3- Sır altına boyama tekniği: 13. yüzyılda Anadolu Selçuklu çini sanatında
kullanıldığı gibi, 16.yüzyılın ikinci yarısında da Osmanlı’da gelişmesini
tamamlayan bir çini tekniğidir.
4- Perdah tekniği: Bir sır üstü tekniğidir. Beyaz astarlı renksiz saydam sırlı
levhalar üzerinde altın ve gümüş tozları ile süsleme yapılmakta ve
fırınlanmaktadır.
İznik Çinilerinin Üretim Aşamaları
İznik çinileri 4 katmandan oluşur.
1.Çamur hazırlama
• 2. Astar hazırlama
• 3. Boya hazırlama
• 4. Sır hazırlama
1 Çamur Hazırlama
• Temel olarak %60-80 oranında kuvars,%12-14 arasında fluxs (ergitici),plastikliği sağlamak amacıyla %8-10 arasında kil kullanılmaktadır.
• Su ile karıştırılarak elde edilen bu hamur granül hale getirilerek istenilen şekillerde pres yardımıyla şekillendirilir
2 Astar Hazırlama
• Bünyeye göre daha ince öğütülmüş kil,kuvars ve firit karışımından oluşan bir astar tabakası ile yüzey kaplanır.Bu işlem daha beyaz bir renk ve dekor için daha pürüzsüz bir yüzey elde etmek içindir.Astar genellikle akıtılarak veya daldırma yöntemiyle uygulanır.
• Şekillenmiş astarlanmış karolar 900-950 derecelerde ilk pişirimleri (bisküvi) yapılır.
3 Desen ve Kontür
• Birinci pişirimi yapılan çini plakalar üzerine desenler önce ince bir kağıdın üzerine çizilir.Sonra bu desen kağıdı ince iğnelerle delinerek çini plaka üzerine yerleştirilir.Bu deliklerden aşağı geçecek şekilde kömür tozu kağıt üzerine sürülür.Kağıt üzerindeki desen plakaya aktarılmış olur.

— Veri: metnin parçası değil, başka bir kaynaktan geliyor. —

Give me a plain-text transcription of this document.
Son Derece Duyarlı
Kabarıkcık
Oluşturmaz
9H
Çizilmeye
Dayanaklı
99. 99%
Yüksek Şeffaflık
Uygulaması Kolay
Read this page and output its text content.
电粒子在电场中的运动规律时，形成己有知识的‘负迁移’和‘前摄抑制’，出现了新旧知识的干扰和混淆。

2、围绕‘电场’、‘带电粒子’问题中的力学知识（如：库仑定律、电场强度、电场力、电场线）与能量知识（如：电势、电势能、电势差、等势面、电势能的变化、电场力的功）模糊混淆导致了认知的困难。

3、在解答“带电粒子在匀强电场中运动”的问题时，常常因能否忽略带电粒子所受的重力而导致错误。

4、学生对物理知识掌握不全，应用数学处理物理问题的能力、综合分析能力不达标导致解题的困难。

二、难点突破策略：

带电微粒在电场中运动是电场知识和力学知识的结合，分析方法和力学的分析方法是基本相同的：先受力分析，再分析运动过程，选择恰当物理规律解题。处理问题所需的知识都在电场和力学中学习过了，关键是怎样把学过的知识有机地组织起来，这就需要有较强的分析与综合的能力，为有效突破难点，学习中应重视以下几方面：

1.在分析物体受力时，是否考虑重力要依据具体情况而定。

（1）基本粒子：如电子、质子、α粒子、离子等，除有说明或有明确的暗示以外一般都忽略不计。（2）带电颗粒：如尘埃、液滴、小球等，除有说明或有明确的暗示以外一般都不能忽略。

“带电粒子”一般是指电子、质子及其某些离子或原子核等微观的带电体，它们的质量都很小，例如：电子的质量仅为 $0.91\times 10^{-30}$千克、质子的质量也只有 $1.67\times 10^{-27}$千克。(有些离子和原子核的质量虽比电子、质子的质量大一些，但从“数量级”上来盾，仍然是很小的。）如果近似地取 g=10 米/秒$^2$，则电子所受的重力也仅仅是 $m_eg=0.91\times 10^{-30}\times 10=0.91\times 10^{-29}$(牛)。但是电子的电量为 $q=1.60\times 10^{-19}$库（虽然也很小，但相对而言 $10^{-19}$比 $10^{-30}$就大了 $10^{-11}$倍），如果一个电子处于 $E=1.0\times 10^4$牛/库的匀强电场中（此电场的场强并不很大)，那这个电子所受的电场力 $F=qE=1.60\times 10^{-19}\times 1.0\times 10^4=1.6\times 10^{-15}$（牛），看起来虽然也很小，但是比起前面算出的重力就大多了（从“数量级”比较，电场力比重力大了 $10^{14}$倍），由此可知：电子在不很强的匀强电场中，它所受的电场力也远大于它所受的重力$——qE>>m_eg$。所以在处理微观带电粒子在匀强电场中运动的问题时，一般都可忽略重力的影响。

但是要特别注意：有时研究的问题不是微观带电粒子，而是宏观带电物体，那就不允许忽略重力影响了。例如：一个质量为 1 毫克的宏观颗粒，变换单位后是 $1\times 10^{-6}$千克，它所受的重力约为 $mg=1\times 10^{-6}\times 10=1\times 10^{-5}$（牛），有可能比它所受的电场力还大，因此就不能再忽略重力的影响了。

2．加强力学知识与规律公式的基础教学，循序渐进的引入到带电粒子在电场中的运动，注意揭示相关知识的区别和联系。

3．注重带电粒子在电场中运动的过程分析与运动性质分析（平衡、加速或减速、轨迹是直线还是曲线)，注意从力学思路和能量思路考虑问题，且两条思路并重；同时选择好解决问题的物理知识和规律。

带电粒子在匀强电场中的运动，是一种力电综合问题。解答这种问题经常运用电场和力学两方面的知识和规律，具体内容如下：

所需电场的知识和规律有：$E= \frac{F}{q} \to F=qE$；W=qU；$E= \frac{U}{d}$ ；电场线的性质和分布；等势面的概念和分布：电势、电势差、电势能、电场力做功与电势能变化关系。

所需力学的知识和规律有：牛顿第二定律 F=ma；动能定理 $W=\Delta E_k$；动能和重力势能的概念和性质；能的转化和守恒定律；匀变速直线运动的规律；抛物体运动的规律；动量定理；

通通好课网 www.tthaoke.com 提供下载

• Kontür işlemi ile desenin dış hatları belirlenir ve boyama işlemine geçilir.
tahrir işlemi
|
4 Boya Hazırlama
• Renklendirici olarak metal oksitler ve pigmentler kullanılmaktadır.Bunlar bilyalı değirmenlerde çeşitli katkılar yapılıp su ile öğütülerek kullanılırlar.Kullanılan boyalar su bazlı boyalardır.
• Bakır,kobalt,mangan,demir,krom oksit en çok kullanılanlardır.
• Çinilerde kullanılan boyaların renk oluşturması bazı faktörlere bağladır.Bunlar
• Sırın ve boyanın kimyasal bileşimi
• Fırındaki indirgenme ve yükseltgenme değerleri
• Fırın rejimi
5 Sır Hazırlama
• Çini sırları kurşun-alkali-silis,kurşun-alkali veya alkali-silikadır.
• Bilyalı değirmenlerde su ile öğütülen karışım akıtma,daldırma,püskürtme yöntemiyle sırlanacak yüzeye uygulanır.
• İkinci kez olarak sırlı pişirim 900-920 derecelerde yapılır.